Up and away

Kenny and I went to the July launch event of the Syracuse Rocket Club. Brought three rockets. Left with one. Thought for a while we might leave with zero.

Not that it was particularly windy. It was grassy though.

Kenny’s plan to launch the Magician (which was scrubbed in May due to a broken motor mount) was endangered by the loss of the nose cone. It fell off into the grass somewhere and disappeared. So he came up with the idea of stuffing the payload bay with recovery wadding, to make if not a nose cone then at least a relatively solid nose cylinder, and the launch director approved. He sent that up on a D motor and it worked fine. He also launched his Make It Take It, and I launched my Squatty Body, both on A8-3s, and those launches went well too. (I’d replaced the too-short stock streamer on the Squatty Body with a longer one, which worked better.)

Then Kenny wanted to launch the Make It Take It and the Squatty Body in a drag race on C6-5s. They went out of sight and one (pretty sure it was the Squatty Body) was never seen again. The other was seen coming down but landed in the tall grass and couldn’t be found.

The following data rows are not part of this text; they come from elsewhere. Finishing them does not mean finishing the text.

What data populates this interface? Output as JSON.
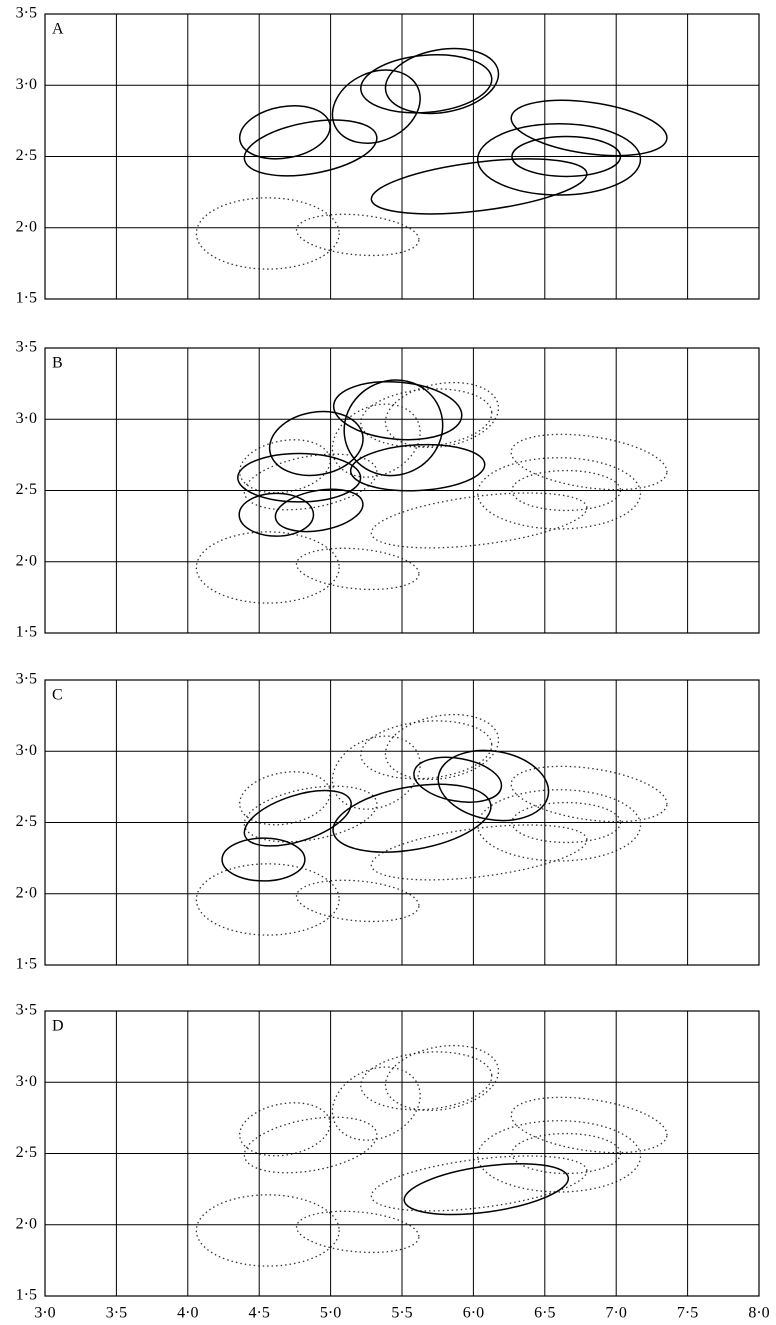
{
  "chart_data": [
    {
      "type": "ellipse",
      "label": "A",
      "xlim": [
        3,
        8
      ],
      "ylim": [
        1.5,
        3.5
      ],
      "yticks": [
        {
          "value": 1.5,
          "label": "1·5"
        },
        {
          "value": 2,
          "label": "2·0"
        },
        {
          "value": 2.5,
          "label": "2·5"
        },
        {
          "value": 3,
          "label": "3·0"
        },
        {
          "value": 3.5,
          "label": "3·5"
        }
      ],
      "grid": true,
      "series": [
        {
          "style": "dotted",
          "color": "#000000",
          "ellipses": [
            {
              "cx": 4.56,
              "cy": 1.96,
              "rx": 0.5,
              "ry": 0.25,
              "angle": 0
            },
            {
              "cx": 5.19,
              "cy": 1.95,
              "rx": 0.43,
              "ry": 0.14,
              "angle": 5
            }
          ]
        },
        {
          "style": "solid",
          "color": "#000000",
          "ellipses": [
            {
              "cx": 4.68,
              "cy": 2.67,
              "rx": 0.32,
              "ry": 0.18,
              "angle": -10
            },
            {
              "cx": 4.86,
              "cy": 2.56,
              "rx": 0.47,
              "ry": 0.18,
              "angle": -10
            },
            {
              "cx": 5.32,
              "cy": 2.85,
              "rx": 0.32,
              "ry": 0.24,
              "angle": -25
            },
            {
              "cx": 5.67,
              "cy": 3.01,
              "rx": 0.46,
              "ry": 0.2,
              "angle": -5
            },
            {
              "cx": 5.78,
              "cy": 3.03,
              "rx": 0.4,
              "ry": 0.22,
              "angle": -10
            },
            {
              "cx": 6.81,
              "cy": 2.7,
              "rx": 0.55,
              "ry": 0.18,
              "angle": 8
            },
            {
              "cx": 6.6,
              "cy": 2.48,
              "rx": 0.57,
              "ry": 0.25,
              "angle": 0
            },
            {
              "cx": 6.65,
              "cy": 2.5,
              "rx": 0.38,
              "ry": 0.14,
              "angle": 0
            },
            {
              "cx": 6.04,
              "cy": 2.29,
              "rx": 0.76,
              "ry": 0.17,
              "angle": -7
            }
          ]
        }
      ]
    },
    {
      "type": "ellipse",
      "label": "B",
      "xlim": [
        3,
        8
      ],
      "ylim": [
        1.5,
        3.5
      ],
      "yticks": [
        {
          "value": 1.5,
          "label": "1·5"
        },
        {
          "value": 2,
          "label": "2·0"
        },
        {
          "value": 2.5,
          "label": "2·5"
        },
        {
          "value": 3,
          "label": "3·0"
        },
        {
          "value": 3.5,
          "label": "3·5"
        }
      ],
      "grid": true,
      "series": [
        {
          "style": "dotted",
          "color": "#000000",
          "ellipses": [
            {
              "cx": 4.56,
              "cy": 1.96,
              "rx": 0.5,
              "ry": 0.25,
              "angle": 0
            },
            {
              "cx": 5.19,
              "cy": 1.95,
              "rx": 0.43,
              "ry": 0.14,
              "angle": 5
            },
            {
              "cx": 4.68,
              "cy": 2.67,
              "rx": 0.32,
              "ry": 0.18,
              "angle": -10
            },
            {
              "cx": 4.86,
              "cy": 2.56,
              "rx": 0.47,
              "ry": 0.18,
              "angle": -10
            },
            {
              "cx": 5.32,
              "cy": 2.85,
              "rx": 0.32,
              "ry": 0.24,
              "angle": -25
            },
            {
              "cx": 5.67,
              "cy": 3.01,
              "rx": 0.46,
              "ry": 0.2,
              "angle": -5
            },
            {
              "cx": 5.78,
              "cy": 3.03,
              "rx": 0.4,
              "ry": 0.22,
              "angle": -10
            },
            {
              "cx": 6.81,
              "cy": 2.7,
              "rx": 0.55,
              "ry": 0.18,
              "angle": 8
            },
            {
              "cx": 6.6,
              "cy": 2.48,
              "rx": 0.57,
              "ry": 0.25,
              "angle": 0
            },
            {
              "cx": 6.65,
              "cy": 2.5,
              "rx": 0.38,
              "ry": 0.14,
              "angle": 0
            },
            {
              "cx": 6.04,
              "cy": 2.29,
              "rx": 0.76,
              "ry": 0.17,
              "angle": -7
            }
          ]
        },
        {
          "style": "solid",
          "color": "#000000",
          "ellipses": [
            {
              "cx": 4.9,
              "cy": 2.83,
              "rx": 0.33,
              "ry": 0.22,
              "angle": -10
            },
            {
              "cx": 4.78,
              "cy": 2.59,
              "rx": 0.43,
              "ry": 0.17,
              "angle": 0
            },
            {
              "cx": 4.62,
              "cy": 2.33,
              "rx": 0.26,
              "ry": 0.15,
              "angle": 0
            },
            {
              "cx": 4.92,
              "cy": 2.36,
              "rx": 0.31,
              "ry": 0.14,
              "angle": -10
            },
            {
              "cx": 5.47,
              "cy": 3.06,
              "rx": 0.45,
              "ry": 0.2,
              "angle": 5
            },
            {
              "cx": 5.44,
              "cy": 2.94,
              "rx": 0.35,
              "ry": 0.33,
              "angle": -30
            },
            {
              "cx": 5.61,
              "cy": 2.66,
              "rx": 0.47,
              "ry": 0.16,
              "angle": -3
            }
          ]
        }
      ]
    },
    {
      "type": "ellipse",
      "label": "C",
      "xlim": [
        3,
        8
      ],
      "ylim": [
        1.5,
        3.5
      ],
      "yticks": [
        {
          "value": 1.5,
          "label": "1·5"
        },
        {
          "value": 2,
          "label": "2·0"
        },
        {
          "value": 2.5,
          "label": "2·5"
        },
        {
          "value": 3,
          "label": "3·0"
        },
        {
          "value": 3.5,
          "label": "3·5"
        }
      ],
      "grid": true,
      "series": [
        {
          "style": "dotted",
          "color": "#000000",
          "ellipses": [
            {
              "cx": 4.56,
              "cy": 1.96,
              "rx": 0.5,
              "ry": 0.25,
              "angle": 0
            },
            {
              "cx": 5.19,
              "cy": 1.95,
              "rx": 0.43,
              "ry": 0.14,
              "angle": 5
            },
            {
              "cx": 4.68,
              "cy": 2.67,
              "rx": 0.32,
              "ry": 0.18,
              "angle": -10
            },
            {
              "cx": 4.86,
              "cy": 2.56,
              "rx": 0.47,
              "ry": 0.18,
              "angle": -10
            },
            {
              "cx": 5.32,
              "cy": 2.85,
              "rx": 0.32,
              "ry": 0.24,
              "angle": -25
            },
            {
              "cx": 5.67,
              "cy": 3.01,
              "rx": 0.46,
              "ry": 0.2,
              "angle": -5
            },
            {
              "cx": 5.78,
              "cy": 3.03,
              "rx": 0.4,
              "ry": 0.22,
              "angle": -10
            },
            {
              "cx": 6.81,
              "cy": 2.7,
              "rx": 0.55,
              "ry": 0.18,
              "angle": 8
            },
            {
              "cx": 6.6,
              "cy": 2.48,
              "rx": 0.57,
              "ry": 0.25,
              "angle": 0
            },
            {
              "cx": 6.65,
              "cy": 2.5,
              "rx": 0.38,
              "ry": 0.14,
              "angle": 0
            },
            {
              "cx": 6.04,
              "cy": 2.29,
              "rx": 0.76,
              "ry": 0.17,
              "angle": -7
            }
          ]
        },
        {
          "style": "solid",
          "color": "#000000",
          "ellipses": [
            {
              "cx": 4.77,
              "cy": 2.53,
              "rx": 0.39,
              "ry": 0.16,
              "angle": -18
            },
            {
              "cx": 4.53,
              "cy": 2.24,
              "rx": 0.29,
              "ry": 0.15,
              "angle": 0
            },
            {
              "cx": 5.57,
              "cy": 2.53,
              "rx": 0.56,
              "ry": 0.22,
              "angle": -10
            },
            {
              "cx": 5.89,
              "cy": 2.8,
              "rx": 0.31,
              "ry": 0.15,
              "angle": 10
            },
            {
              "cx": 6.14,
              "cy": 2.76,
              "rx": 0.39,
              "ry": 0.24,
              "angle": 10
            }
          ]
        }
      ]
    },
    {
      "type": "ellipse",
      "label": "D",
      "xlim": [
        3,
        8
      ],
      "ylim": [
        1.5,
        3.5
      ],
      "xticks": [
        {
          "value": 3,
          "label": "3·0"
        },
        {
          "value": 3.5,
          "label": "3·5"
        },
        {
          "value": 4,
          "label": "4·0"
        },
        {
          "value": 4.5,
          "label": "4·5"
        },
        {
          "value": 5,
          "label": "5·0"
        },
        {
          "value": 5.5,
          "label": "5·5"
        },
        {
          "value": 6,
          "label": "6·0"
        },
        {
          "value": 6.5,
          "label": "6·5"
        },
        {
          "value": 7,
          "label": "7·0"
        },
        {
          "value": 7.5,
          "label": "7·5"
        },
        {
          "value": 8,
          "label": "8·0"
        }
      ],
      "yticks": [
        {
          "value": 1.5,
          "label": "1·5"
        },
        {
          "value": 2,
          "label": "2·0"
        },
        {
          "value": 2.5,
          "label": "2·5"
        },
        {
          "value": 3,
          "label": "3·0"
        },
        {
          "value": 3.5,
          "label": "3·5"
        }
      ],
      "grid": true,
      "series": [
        {
          "style": "dotted",
          "color": "#000000",
          "ellipses": [
            {
              "cx": 4.56,
              "cy": 1.96,
              "rx": 0.5,
              "ry": 0.25,
              "angle": 0
            },
            {
              "cx": 5.19,
              "cy": 1.95,
              "rx": 0.43,
              "ry": 0.14,
              "angle": 5
            },
            {
              "cx": 4.68,
              "cy": 2.67,
              "rx": 0.32,
              "ry": 0.18,
              "angle": -10
            },
            {
              "cx": 4.86,
              "cy": 2.56,
              "rx": 0.47,
              "ry": 0.18,
              "angle": -10
            },
            {
              "cx": 5.32,
              "cy": 2.85,
              "rx": 0.32,
              "ry": 0.24,
              "angle": -25
            },
            {
              "cx": 5.67,
              "cy": 3.01,
              "rx": 0.46,
              "ry": 0.2,
              "angle": -5
            },
            {
              "cx": 5.78,
              "cy": 3.03,
              "rx": 0.4,
              "ry": 0.22,
              "angle": -10
            },
            {
              "cx": 6.81,
              "cy": 2.7,
              "rx": 0.55,
              "ry": 0.18,
              "angle": 8
            },
            {
              "cx": 6.6,
              "cy": 2.48,
              "rx": 0.57,
              "ry": 0.25,
              "angle": 0
            },
            {
              "cx": 6.65,
              "cy": 2.5,
              "rx": 0.38,
              "ry": 0.14,
              "angle": 0
            },
            {
              "cx": 6.04,
              "cy": 2.29,
              "rx": 0.76,
              "ry": 0.17,
              "angle": -7
            }
          ]
        },
        {
          "style": "solid",
          "color": "#000000",
          "ellipses": [
            {
              "cx": 6.09,
              "cy": 2.25,
              "rx": 0.58,
              "ry": 0.16,
              "angle": -8
            }
          ]
        }
      ]
    }
  ]
}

Meanwhile, though, Kenny found the Magician nose cone. So he prepped that for launch with a borrowed altimeter in the payload bay; for the predicted altitude contest he forecast 1500 feet. For that launch he used an E engine.

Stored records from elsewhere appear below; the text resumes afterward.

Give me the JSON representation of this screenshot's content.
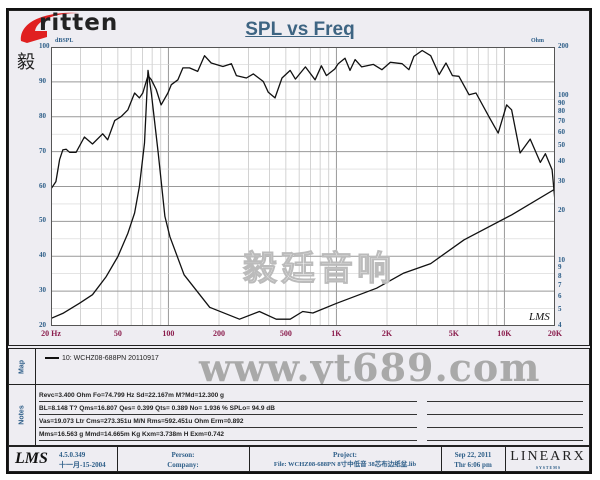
{
  "logo": {
    "word": "ritten",
    "chinese": "毅 廷 音 响"
  },
  "title": "SPL vs Freq",
  "watermarks": {
    "chinese": "毅廷音响",
    "url": "www.yt689.com"
  },
  "lms_mark": "LMS",
  "chart_data": {
    "type": "line",
    "title": "SPL vs Freq",
    "x_scale": "log",
    "xlim": [
      20,
      20000
    ],
    "x_ticks": [
      {
        "value": 20,
        "label": "20  Hz"
      },
      {
        "value": 50,
        "label": "50"
      },
      {
        "value": 100,
        "label": "100"
      },
      {
        "value": 200,
        "label": "200"
      },
      {
        "value": 500,
        "label": "500"
      },
      {
        "value": 1000,
        "label": "1K"
      },
      {
        "value": 2000,
        "label": "2K"
      },
      {
        "value": 5000,
        "label": "5K"
      },
      {
        "value": 10000,
        "label": "10K"
      },
      {
        "value": 20000,
        "label": "20K"
      }
    ],
    "y_left": {
      "unit": "dBSPL",
      "ylim": [
        20,
        100
      ],
      "ticks": [
        20,
        30,
        40,
        50,
        60,
        70,
        80,
        90,
        100
      ]
    },
    "y_right": {
      "unit": "Ohm",
      "scale": "log",
      "ylim": [
        4,
        200
      ],
      "ticks": [
        4,
        5,
        6,
        7,
        8,
        9,
        10,
        20,
        30,
        40,
        50,
        60,
        70,
        80,
        90,
        100,
        200
      ]
    },
    "grid": true,
    "series": [
      {
        "axis": "left",
        "points": [
          [
            20,
            59.3
          ],
          [
            21.4,
            61.4
          ],
          [
            22.5,
            67.7
          ],
          [
            23.5,
            70.5
          ],
          [
            24.6,
            70.7
          ],
          [
            25.8,
            69.8
          ],
          [
            28.2,
            69.8
          ],
          [
            31.6,
            74.2
          ],
          [
            35.3,
            72.2
          ],
          [
            40.6,
            75.1
          ],
          [
            43.5,
            73.4
          ],
          [
            47.9,
            78.9
          ],
          [
            52.4,
            80.1
          ],
          [
            57.4,
            82.0
          ],
          [
            62.9,
            86.8
          ],
          [
            67.2,
            85.4
          ],
          [
            70.4,
            86.8
          ],
          [
            75.6,
            91.8
          ],
          [
            79.2,
            90.6
          ],
          [
            84.6,
            87.8
          ],
          [
            90.5,
            83.4
          ],
          [
            99.3,
            86.8
          ],
          [
            104,
            89.2
          ],
          [
            113.9,
            90.6
          ],
          [
            122,
            94.0
          ],
          [
            133.4,
            94.0
          ],
          [
            149.4,
            93.0
          ],
          [
            164,
            97.5
          ],
          [
            179.8,
            95.4
          ],
          [
            211,
            94.4
          ],
          [
            237,
            95.2
          ],
          [
            254,
            91.8
          ],
          [
            291,
            91.1
          ],
          [
            320,
            92.3
          ],
          [
            367,
            90.1
          ],
          [
            393,
            87.0
          ],
          [
            431,
            85.4
          ],
          [
            474,
            91.1
          ],
          [
            531,
            93.3
          ],
          [
            570,
            90.8
          ],
          [
            654,
            94.3
          ],
          [
            747,
            90.6
          ],
          [
            814,
            94.6
          ],
          [
            872,
            91.8
          ],
          [
            978,
            93.7
          ],
          [
            1024,
            95.2
          ],
          [
            1124,
            96.8
          ],
          [
            1204,
            93.3
          ],
          [
            1292,
            96.4
          ],
          [
            1413,
            94.3
          ],
          [
            1659,
            95.0
          ],
          [
            1864,
            93.5
          ],
          [
            2094,
            95.6
          ],
          [
            2460,
            95.2
          ],
          [
            2700,
            93.5
          ],
          [
            2890,
            97.3
          ],
          [
            3240,
            99.0
          ],
          [
            3640,
            97.5
          ],
          [
            4090,
            92.1
          ],
          [
            4490,
            95.4
          ],
          [
            4900,
            91.8
          ],
          [
            5360,
            91.6
          ],
          [
            6160,
            86.3
          ],
          [
            6770,
            86.8
          ],
          [
            8170,
            79.6
          ],
          [
            9180,
            75.3
          ],
          [
            10300,
            83.4
          ],
          [
            11030,
            82.0
          ],
          [
            12390,
            69.6
          ],
          [
            14230,
            73.6
          ],
          [
            16350,
            66.9
          ],
          [
            17530,
            69.4
          ],
          [
            19230,
            64.8
          ],
          [
            20000,
            55.7
          ]
        ]
      },
      {
        "axis": "right",
        "points": [
          [
            20,
            4.45
          ],
          [
            23.5,
            4.77
          ],
          [
            29.5,
            5.5
          ],
          [
            35.3,
            6.2
          ],
          [
            42.6,
            8.0
          ],
          [
            50,
            10.6
          ],
          [
            57.4,
            14.7
          ],
          [
            62.9,
            19.5
          ],
          [
            67.2,
            28.3
          ],
          [
            72,
            52.0
          ],
          [
            75.6,
            144
          ],
          [
            79.2,
            104
          ],
          [
            86.9,
            45.3
          ],
          [
            95.3,
            18.6
          ],
          [
            102,
            14.0
          ],
          [
            124,
            8.2
          ],
          [
            176,
            5.2
          ],
          [
            265,
            4.4
          ],
          [
            348,
            4.9
          ],
          [
            438,
            4.4
          ],
          [
            531,
            4.4
          ],
          [
            630,
            4.9
          ],
          [
            724,
            4.8
          ],
          [
            1003,
            5.5
          ],
          [
            1734,
            6.8
          ],
          [
            2516,
            8.4
          ],
          [
            3640,
            9.6
          ],
          [
            5750,
            13.4
          ],
          [
            11030,
            19.0
          ],
          [
            20000,
            27.3
          ]
        ]
      }
    ]
  },
  "map": {
    "label": "Map",
    "legend": "10: WCHZ08-688PN 20110917"
  },
  "notes": {
    "label": "Notes",
    "lines": [
      "Revc=3.400 Ohm  Fo=74.799 Hz  Sd=22.167m M?Md=12.300 g",
      "BL=8.148 T?  Qms=16.807  Qes= 0.399  Qts= 0.389  No= 1.936 %  SPLo= 94.9 dB",
      "Vas=19.073 Ltr  Cms=273.351u M/N  Rms=592.451u Ohm  Erm=0.892",
      "Mms=16.563 g  Mmd=14.665m Kg  Kxm=3.738m H  Exm=0.742"
    ]
  },
  "footer": {
    "logo": "LMS",
    "version": "4.5.0.349",
    "version_date": "十一月-15-2004",
    "person_label": "Person:",
    "company_label": "Company:",
    "project_label": "Project:",
    "file": "File: WCHZ08-688PN  8寸中低音 38芯布边纸盆.lib",
    "date": "Sep 22, 2011",
    "time": "Thr  6:06 pm",
    "brand": "LINEARX",
    "brand_sub": "S Y S T E M S"
  }
}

On the first launch it had drifted quite a bit on its parachute, so we cut a hole in the chute for the second flight. Even so it took forever to come back down, a long way away in (again) tall grass.
But it had an altimeter, so it was beeping, and after a long search, Kenny found it via the audio cues. Specifically 1 beep, 4 beeps, 2 beeps, 5 beeps, long beep: 1425 feet. Not a bad estimate, then, though not the winner; someone else got within 13 feet.

Most of the other flights went well. I saw one rather unstable, and one separation that left the rocket heading toward lawn dart recovery, and one G or H motor that stopped firing much earlier than it should have — even so the altimeter deployment worked and that flight ended well. Other than those most of them went up, came down gently, and were recovered in good shape.